Dog Days of Summer: The hottest days of summer. A literal translation from the Latin caniculares dies. The ancient Romans ascribed the apex of summer heat to the ascendancy of the dog star, or Sirius, the brightest star in the heavens. It is in the constellation Canis Major, meaning “big dog.” – Facts on File, Dictionary of Cliches
When I climbed into the box of the green pickup marked C.W. Matthews Construction, six large, unsmiling black men eyed me closely.
Not having worked with any blacks before, I wondered what I had gotten myself into.
A need for a summer job in 1968 while in college, plus the opportunity to stay with an aunt and uncle near Atlanta, Ga., spurred me on to what promised to be a great adventure.

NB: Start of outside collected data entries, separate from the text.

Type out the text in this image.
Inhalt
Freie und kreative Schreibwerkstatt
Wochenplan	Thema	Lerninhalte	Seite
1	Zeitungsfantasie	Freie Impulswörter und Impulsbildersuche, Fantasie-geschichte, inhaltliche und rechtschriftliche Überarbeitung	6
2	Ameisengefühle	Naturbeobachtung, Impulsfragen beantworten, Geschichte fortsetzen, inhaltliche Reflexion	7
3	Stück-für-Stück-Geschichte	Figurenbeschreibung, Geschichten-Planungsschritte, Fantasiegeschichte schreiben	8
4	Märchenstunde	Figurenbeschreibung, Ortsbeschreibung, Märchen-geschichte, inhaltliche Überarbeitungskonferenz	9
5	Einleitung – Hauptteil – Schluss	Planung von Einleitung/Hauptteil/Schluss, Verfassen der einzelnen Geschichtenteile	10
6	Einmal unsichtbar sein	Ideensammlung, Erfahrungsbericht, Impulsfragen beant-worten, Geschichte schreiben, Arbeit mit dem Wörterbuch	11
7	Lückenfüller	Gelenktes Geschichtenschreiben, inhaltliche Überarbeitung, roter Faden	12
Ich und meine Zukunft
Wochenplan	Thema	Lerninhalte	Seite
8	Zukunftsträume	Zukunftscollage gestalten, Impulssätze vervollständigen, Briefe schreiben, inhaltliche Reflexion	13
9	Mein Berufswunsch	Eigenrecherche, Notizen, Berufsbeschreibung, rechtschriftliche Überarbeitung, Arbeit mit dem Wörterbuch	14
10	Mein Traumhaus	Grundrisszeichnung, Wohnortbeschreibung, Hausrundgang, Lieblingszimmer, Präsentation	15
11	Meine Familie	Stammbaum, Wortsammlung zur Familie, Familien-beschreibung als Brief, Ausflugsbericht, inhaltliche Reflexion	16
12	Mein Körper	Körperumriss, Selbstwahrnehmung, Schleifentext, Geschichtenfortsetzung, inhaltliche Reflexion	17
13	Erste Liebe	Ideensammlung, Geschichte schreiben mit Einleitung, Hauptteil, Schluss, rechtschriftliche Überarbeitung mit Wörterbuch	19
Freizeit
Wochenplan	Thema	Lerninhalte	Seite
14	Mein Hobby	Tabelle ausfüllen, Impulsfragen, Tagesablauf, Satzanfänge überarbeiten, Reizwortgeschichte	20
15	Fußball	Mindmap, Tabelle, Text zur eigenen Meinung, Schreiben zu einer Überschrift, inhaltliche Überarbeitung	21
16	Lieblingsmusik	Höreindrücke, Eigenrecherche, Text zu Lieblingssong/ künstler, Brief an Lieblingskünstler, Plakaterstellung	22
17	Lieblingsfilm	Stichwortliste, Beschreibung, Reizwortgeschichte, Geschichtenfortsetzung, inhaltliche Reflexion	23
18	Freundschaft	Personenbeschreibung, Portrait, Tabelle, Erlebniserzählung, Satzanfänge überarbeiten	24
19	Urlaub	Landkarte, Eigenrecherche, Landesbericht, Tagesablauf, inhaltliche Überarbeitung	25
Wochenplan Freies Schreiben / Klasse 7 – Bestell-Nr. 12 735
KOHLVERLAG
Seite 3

Little did I know it would be the hottest work of my life, even worse than stacking bales or mowing hay on a tractor without an umbrella. I didn’t think anything could be as beastly as the blistering heat of an August day in South Dakota when the “dog days” are in full force.
The job site foreman looked me over skeptically that first morning, likely wondering if I was up to the task at hand. Then he offered this advice: “Try to take in plenty of water; you’ll need it.”
Frankly, there’s nothing romantic or historically uplifting about shoveling hot asphalt on a road construction crew in the Old South. The black, smelly, oil based mix of petroleum and aggregate flowed from the beds of the dump trucks like lava from a volcano. The mix was so hot – one worker told me it was 200 degrees — that I wore out three pairs of heavy work boots while shoveling it to the men using large metal rakes to shape and smooth the surface.
And yet, despite the heat and Georgia humidity, it was one of the best experiences of my life. The men who looked on me that first morning as a curiosity or at least as an unknown were no different than I. They were trying to earn some money to take care of their families, and I was putting something back for college tuition. I got to know three or four of them well, and occasionally went to Sunday dinner at their homes. One of them even showed me how he made moonshine.
The dog days of summer in our state often mean something besides hot weather. Rain can be in short supply, as it is this year, and the days of relentless heat bring parched crops and anxiety among farmers.
Little wonder, then, that the “dog days” aren’t a popular period of one of our state’s favorite seasons.